As part of the State Plan Amendment approval process, we note that the state provided CMS with a paper entitled, “Analysis and Monitoring of Medi-Cal Pharmacy Access: Provider Availability & Service Utilization.” This paper was used to provide CMS with a baseline assessment of Medi-Cal pharmacy access in the fee-for-service (FFS) program and defines the approach for measuring and monitoring access to pharmacy services for the Medi-Cal FFS population. While we commend your department on the significant effort that went into developing this analysis we are concerned that the analysis and proposed monitoring process do not address Medi-Cal recipient access to blood clotting factor, nor the costs of providing the product and services as defined by the Medi-Cal Hemophilia Provider requirements.

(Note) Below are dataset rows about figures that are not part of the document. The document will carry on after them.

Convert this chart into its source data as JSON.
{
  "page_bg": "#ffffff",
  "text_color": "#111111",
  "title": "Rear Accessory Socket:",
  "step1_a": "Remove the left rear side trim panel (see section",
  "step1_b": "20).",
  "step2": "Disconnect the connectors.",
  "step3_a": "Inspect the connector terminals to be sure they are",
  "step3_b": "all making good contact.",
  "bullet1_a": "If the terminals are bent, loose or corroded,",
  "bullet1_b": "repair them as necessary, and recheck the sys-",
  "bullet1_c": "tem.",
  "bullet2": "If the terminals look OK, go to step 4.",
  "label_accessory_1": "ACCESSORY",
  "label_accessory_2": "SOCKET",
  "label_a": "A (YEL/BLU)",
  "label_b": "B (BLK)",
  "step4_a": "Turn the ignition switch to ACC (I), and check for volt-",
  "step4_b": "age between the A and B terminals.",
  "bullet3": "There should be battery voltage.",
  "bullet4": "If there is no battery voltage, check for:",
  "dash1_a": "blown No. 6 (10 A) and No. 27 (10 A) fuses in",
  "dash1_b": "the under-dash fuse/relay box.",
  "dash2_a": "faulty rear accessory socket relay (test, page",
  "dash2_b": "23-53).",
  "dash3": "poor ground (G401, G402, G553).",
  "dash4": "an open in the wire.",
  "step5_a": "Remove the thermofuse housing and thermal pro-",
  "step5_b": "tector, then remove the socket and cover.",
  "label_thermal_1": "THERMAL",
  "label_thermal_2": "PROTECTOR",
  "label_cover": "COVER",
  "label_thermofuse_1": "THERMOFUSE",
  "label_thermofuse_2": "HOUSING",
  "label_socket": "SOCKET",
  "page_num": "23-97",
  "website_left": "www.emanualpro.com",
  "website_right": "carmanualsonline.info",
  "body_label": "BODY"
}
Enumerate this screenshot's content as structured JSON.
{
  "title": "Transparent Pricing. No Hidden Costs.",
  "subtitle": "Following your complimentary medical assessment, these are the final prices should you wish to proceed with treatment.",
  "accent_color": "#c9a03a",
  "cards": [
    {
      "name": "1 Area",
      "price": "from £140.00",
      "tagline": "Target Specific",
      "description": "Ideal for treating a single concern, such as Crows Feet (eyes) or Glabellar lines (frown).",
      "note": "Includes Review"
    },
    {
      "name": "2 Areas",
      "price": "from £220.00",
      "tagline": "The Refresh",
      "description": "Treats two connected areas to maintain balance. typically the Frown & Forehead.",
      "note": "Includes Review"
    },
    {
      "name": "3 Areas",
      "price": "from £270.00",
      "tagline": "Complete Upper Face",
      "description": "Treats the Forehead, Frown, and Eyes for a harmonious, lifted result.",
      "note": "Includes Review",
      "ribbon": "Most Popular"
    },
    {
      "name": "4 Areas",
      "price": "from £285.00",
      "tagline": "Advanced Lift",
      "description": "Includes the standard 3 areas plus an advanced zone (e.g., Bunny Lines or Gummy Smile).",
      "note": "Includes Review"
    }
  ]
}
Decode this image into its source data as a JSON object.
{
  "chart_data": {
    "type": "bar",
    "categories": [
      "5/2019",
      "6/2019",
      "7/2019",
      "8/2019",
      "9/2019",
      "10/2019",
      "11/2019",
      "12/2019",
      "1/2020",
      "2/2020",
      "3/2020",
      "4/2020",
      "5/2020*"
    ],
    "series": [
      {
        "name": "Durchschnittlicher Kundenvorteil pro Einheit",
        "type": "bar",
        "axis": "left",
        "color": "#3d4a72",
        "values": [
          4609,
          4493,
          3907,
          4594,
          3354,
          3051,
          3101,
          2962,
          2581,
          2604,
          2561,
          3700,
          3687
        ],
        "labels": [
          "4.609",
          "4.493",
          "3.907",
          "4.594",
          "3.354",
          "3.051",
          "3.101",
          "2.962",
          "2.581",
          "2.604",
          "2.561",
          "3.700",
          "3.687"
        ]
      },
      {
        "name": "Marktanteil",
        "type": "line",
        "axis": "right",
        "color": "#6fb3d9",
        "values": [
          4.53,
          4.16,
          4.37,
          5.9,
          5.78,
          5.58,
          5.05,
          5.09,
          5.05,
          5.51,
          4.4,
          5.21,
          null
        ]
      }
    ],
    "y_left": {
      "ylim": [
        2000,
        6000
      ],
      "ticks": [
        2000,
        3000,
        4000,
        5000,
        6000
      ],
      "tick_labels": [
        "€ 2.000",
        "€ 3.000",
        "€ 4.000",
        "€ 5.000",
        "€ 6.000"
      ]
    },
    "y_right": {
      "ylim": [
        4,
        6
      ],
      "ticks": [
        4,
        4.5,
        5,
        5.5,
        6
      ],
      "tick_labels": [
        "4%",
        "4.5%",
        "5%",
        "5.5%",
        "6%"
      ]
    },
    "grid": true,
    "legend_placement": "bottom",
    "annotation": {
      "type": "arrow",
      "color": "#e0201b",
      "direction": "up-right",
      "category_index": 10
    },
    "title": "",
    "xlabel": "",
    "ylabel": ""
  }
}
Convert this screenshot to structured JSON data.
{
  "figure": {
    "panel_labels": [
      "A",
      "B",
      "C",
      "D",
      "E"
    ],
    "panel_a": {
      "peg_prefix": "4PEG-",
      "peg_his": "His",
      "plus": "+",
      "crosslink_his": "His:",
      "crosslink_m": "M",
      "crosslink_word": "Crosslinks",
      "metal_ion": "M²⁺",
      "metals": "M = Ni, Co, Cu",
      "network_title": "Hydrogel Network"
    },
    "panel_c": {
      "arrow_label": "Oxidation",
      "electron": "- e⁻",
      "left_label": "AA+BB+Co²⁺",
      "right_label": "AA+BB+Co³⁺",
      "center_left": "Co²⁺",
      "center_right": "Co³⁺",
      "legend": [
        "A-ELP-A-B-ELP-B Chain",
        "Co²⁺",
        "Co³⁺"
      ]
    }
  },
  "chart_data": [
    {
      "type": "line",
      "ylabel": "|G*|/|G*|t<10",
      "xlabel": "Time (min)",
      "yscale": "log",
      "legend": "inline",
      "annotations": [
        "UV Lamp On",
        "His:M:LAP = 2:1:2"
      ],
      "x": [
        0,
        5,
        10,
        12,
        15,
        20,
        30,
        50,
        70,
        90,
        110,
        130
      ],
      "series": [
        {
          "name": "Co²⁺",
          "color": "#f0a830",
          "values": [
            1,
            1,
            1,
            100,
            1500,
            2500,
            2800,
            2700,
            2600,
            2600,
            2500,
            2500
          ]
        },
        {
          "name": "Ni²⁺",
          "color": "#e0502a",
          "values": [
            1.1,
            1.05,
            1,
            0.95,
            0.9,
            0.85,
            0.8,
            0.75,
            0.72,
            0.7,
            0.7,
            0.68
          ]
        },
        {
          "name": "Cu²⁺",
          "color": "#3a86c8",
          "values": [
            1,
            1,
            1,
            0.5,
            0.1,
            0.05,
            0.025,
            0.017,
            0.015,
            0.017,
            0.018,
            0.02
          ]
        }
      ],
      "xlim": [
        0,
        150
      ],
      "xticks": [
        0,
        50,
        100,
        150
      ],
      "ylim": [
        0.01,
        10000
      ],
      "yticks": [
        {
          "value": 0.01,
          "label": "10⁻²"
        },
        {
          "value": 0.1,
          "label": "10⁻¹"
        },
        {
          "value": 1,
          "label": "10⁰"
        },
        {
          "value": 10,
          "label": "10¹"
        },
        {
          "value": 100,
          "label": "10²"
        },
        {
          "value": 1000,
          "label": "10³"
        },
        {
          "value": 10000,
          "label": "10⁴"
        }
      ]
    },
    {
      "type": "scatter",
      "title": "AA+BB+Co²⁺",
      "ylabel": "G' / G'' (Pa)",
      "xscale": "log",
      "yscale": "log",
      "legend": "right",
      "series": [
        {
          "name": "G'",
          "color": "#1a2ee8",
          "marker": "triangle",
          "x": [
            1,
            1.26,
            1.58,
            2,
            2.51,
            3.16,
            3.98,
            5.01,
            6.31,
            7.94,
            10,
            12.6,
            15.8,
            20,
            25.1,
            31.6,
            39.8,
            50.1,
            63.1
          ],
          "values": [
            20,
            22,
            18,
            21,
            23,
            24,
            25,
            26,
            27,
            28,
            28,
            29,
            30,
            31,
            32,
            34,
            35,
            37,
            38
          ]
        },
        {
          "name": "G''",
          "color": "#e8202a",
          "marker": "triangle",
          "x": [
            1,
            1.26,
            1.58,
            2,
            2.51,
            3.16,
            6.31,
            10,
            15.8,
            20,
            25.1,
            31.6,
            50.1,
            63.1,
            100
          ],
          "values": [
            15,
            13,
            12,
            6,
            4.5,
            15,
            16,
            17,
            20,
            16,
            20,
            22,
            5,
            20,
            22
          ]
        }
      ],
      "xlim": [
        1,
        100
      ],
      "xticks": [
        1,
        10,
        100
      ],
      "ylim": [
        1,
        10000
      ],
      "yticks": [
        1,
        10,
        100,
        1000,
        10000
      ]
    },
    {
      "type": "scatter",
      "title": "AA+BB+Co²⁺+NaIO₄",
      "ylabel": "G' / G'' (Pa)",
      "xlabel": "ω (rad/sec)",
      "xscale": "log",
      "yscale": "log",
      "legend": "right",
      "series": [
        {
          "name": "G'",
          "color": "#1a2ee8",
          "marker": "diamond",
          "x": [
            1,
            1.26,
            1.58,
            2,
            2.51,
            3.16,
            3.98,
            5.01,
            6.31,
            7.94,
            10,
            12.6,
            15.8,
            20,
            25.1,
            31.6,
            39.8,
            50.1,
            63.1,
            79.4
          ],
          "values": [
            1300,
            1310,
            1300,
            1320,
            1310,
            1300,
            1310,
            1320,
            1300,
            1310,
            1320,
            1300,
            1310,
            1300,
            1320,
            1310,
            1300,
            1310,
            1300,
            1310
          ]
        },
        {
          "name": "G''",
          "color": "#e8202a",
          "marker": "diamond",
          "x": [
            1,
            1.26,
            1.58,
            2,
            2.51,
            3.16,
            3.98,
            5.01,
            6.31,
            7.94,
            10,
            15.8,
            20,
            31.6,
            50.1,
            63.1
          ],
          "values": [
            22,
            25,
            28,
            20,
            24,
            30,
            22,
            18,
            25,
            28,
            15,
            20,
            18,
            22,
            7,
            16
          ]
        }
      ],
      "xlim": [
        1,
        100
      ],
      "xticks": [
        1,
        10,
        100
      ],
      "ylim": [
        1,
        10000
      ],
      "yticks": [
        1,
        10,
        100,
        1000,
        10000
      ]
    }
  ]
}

The measurements addressed in the paper analyze pharmacy provider rates and utilization rates for what appears to be retail pharmacy. However, as you know, specialty pharmacies provide blood clotting factor to Medi-Cal recipients. Accordingly the access measurements for retail pharmacy services do not address the needs of Medi-Cal recipients that require access to blood clotting factor provided by specialty pharmacies that meet the standards of service recommendations contained in the National Hemophilia Foundation’s Medicaid and Scientific Advisory Council’s Recommendation 188. Given the small, yet geographically wide-spread, population of patients requiring blood factor, even if just a few clotting factor suppliers leave the market due to the rate reduction, there will be patients whose access to care is negatively impacted.
It is well documented that clotting factor therapies provide an increased quality of life for patients with bleeding disorders. Reimbursement proposals that hinder patient access can lead to delays in obtaining the proper medical care, ultimately resulting in higher healthcare costs from hospitalizations, joint damage necessitating surgical intervention, and long term debilitation virtually ensuring long term dependence on government programs. Thus, we respectfully ask that you consider exempting blood clotting factor from the 10 percent pharmacy services rate reduction in order to protect this small, yet high-risk population of patients. This will ensure Medi-Cal recipients continue to receive the best care possible in your program.